Благодарность получила и вся рота за то, что не оказалось ни одного, выполнившего упражнения на «хорошо». Все добились отличной оценки.

Был объявлен перекур.

А Ручьева подозвал генерал.

Он стоял, веселый, в окружении офицеров.

— Молодец, сынок! За счет чего первым стал? На переправе-то подзастрял маленько.

— За счет подрыва и машины, товарищ генерал, — бодро доложил Ручьев.

Он был счастлив. Гнетущее чувство неполноценности, хоть и слабевшее постепенно, но все же не покидавшее его, с тех пор как он не прыгнул, исчезло.

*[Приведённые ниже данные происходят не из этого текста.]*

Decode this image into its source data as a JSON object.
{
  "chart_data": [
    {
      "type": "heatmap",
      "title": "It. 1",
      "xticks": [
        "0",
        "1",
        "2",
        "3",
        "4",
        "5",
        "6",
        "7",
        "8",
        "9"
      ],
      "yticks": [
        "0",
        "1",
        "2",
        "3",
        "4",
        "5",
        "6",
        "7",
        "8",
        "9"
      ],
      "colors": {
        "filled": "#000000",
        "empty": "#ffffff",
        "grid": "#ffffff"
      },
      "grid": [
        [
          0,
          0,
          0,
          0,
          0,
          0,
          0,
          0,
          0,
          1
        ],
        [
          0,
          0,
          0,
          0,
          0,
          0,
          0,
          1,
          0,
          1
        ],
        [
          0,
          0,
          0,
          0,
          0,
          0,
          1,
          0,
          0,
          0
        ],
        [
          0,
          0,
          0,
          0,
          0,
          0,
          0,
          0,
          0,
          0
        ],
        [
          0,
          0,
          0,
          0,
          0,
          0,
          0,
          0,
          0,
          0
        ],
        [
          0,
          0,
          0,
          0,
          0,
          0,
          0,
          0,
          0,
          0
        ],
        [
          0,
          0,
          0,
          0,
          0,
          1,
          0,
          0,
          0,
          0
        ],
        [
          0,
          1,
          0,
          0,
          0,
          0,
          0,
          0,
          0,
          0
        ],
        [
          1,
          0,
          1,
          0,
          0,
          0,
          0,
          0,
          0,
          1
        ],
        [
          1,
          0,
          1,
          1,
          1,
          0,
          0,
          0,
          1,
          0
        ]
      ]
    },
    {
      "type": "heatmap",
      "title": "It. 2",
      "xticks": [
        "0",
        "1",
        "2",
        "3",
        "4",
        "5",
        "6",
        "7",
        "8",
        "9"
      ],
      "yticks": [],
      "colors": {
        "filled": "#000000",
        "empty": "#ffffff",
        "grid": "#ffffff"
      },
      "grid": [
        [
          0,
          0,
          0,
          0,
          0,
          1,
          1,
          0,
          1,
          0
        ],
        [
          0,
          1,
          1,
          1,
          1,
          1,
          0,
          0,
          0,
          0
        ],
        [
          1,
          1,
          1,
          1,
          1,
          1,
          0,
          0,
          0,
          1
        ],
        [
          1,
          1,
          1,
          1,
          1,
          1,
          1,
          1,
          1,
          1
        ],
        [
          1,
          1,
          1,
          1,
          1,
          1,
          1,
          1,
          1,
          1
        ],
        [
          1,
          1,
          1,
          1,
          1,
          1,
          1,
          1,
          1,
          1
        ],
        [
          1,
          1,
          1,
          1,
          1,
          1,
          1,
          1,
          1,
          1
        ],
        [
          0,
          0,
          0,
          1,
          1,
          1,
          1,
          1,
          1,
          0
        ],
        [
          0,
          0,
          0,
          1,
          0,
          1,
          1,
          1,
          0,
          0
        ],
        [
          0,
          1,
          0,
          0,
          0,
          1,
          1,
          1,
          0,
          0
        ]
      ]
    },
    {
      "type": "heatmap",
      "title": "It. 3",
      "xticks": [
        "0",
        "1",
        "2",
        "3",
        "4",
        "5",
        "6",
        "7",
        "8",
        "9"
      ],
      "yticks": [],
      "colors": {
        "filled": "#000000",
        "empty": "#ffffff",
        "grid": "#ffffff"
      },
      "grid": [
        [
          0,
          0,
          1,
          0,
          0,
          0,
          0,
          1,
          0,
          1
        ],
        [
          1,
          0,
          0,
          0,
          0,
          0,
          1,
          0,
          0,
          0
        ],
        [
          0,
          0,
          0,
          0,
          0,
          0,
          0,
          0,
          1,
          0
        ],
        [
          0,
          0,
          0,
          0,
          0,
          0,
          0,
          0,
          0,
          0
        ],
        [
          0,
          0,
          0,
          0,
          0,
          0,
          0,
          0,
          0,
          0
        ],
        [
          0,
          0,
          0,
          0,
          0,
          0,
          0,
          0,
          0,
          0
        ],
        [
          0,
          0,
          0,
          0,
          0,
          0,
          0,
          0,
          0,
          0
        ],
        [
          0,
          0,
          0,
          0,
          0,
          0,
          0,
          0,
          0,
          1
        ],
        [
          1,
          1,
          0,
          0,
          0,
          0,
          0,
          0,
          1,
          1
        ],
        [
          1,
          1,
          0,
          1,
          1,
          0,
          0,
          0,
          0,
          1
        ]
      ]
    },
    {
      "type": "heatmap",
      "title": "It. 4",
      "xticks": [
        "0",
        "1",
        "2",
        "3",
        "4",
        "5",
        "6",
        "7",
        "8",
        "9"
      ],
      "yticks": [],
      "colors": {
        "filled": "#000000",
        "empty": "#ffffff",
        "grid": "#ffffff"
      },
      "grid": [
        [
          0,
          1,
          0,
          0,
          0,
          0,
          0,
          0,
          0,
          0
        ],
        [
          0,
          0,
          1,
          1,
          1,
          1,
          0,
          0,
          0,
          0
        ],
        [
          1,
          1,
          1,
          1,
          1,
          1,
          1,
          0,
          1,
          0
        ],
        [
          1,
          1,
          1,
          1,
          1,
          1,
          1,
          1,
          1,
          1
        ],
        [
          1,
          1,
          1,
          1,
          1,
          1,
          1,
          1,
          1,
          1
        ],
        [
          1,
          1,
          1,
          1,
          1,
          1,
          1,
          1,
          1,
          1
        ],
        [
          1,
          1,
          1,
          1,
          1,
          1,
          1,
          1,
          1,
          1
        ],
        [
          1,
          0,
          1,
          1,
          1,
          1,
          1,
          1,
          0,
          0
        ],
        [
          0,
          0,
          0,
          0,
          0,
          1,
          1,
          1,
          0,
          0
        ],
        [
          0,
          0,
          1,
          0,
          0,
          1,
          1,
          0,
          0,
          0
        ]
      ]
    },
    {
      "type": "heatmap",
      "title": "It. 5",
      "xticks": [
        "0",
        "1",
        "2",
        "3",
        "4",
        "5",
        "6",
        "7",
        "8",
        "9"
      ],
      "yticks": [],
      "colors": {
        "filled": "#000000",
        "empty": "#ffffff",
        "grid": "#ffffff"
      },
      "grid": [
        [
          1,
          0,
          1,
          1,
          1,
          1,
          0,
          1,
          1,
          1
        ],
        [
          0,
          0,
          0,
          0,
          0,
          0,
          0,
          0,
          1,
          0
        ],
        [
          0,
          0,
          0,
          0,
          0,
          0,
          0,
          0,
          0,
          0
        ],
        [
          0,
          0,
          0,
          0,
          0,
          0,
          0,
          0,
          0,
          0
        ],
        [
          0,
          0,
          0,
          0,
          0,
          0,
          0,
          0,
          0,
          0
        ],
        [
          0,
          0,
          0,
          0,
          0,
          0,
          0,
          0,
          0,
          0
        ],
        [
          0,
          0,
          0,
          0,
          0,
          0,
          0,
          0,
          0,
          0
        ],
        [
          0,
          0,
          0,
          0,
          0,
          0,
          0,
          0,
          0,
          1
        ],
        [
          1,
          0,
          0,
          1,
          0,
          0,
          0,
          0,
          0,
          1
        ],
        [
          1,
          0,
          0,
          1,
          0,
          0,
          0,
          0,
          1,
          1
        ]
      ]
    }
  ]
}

Теперь он чувствовал себя на равных с другими. Ну что ж, они лучше прыгают, а он лучше преодолевает полосу (о том, что он вообще не прыгнул. Ручьев старался не думать).

— Молодец, сынок, молодец! — повторил Ладейников. — Головой полосу прошел, не ногами. Уверен — будешь отличным солдатом. Мелочь осталась — с парашютом прыгнуть. Как думаешь, — Ладейников стал серьезным, — прыгнешь?

— Прыгну, товарищ генерал! — Ручьев говорил искренне. После такого успеха ему казалось, что он все может преодолеть. Дали бы ему прыгнуть сейчас, сию минуту, он бы им показал, хоть затяжным, хоть…

— Ну смотри, сынок, надеюсь на тебя. Когда прыжки? — повернулся комдив к Копылову.

— На той неделе, товарищ генерал, вместе со спортсменами.

— Ну тем более, там такие орлы, что с ними любой прыгнет. Одна Кравченко чего стоит!

В строй Ручьев вернулся совсем растерянным.

Копылов давно намекнул ему, что даст возможность совершить прыжок отдельно, без роты, мол, в случае чего ребята не узнают о новой неудаче. И как ни странно, это подействовало на Ручьева успокаивающе.

Но прыгать с Таней! Все менялось коренным образом. Лучше уж опозориться в глазах всей дивизии, чем ее одной. Как же теперь быть? Да он еще нахвастался тогда, что уже прыгал. А если опять неудача? Опять испугается?

Всю радость как рукой сняло.

В казармы он возвращался мрачный. Даже внеочередное увольнение за отличный результат на полосе не обрадовало его.

И вдруг ему отчаянно захотелось увидеть Таню. Поделиться с ней своими радостями и тревогами, почерпнуть у нее утешение…

В воскресный день — решил Ручьев — он увидит ее. Посмотрим, как сложится разговор, но он увидит ее.

С таким же нетерпением ждала воскресенья Таня.

И все повторилось. Все было как в прошлый раз.

Опять смотрели старый фильм. Опять Ручьев подошел к Тане, стоявшей у выхода из клуба и искавшей кого-то глазами. Опять пошел провожать.

Тонкий, но плотный белый ковер устилал тротуары, белые ниточки улеглись на черных сучьях деревьев.

Таня на этот раз была в военной форме. Это послужило Ручьеву предлогом к началу разговора.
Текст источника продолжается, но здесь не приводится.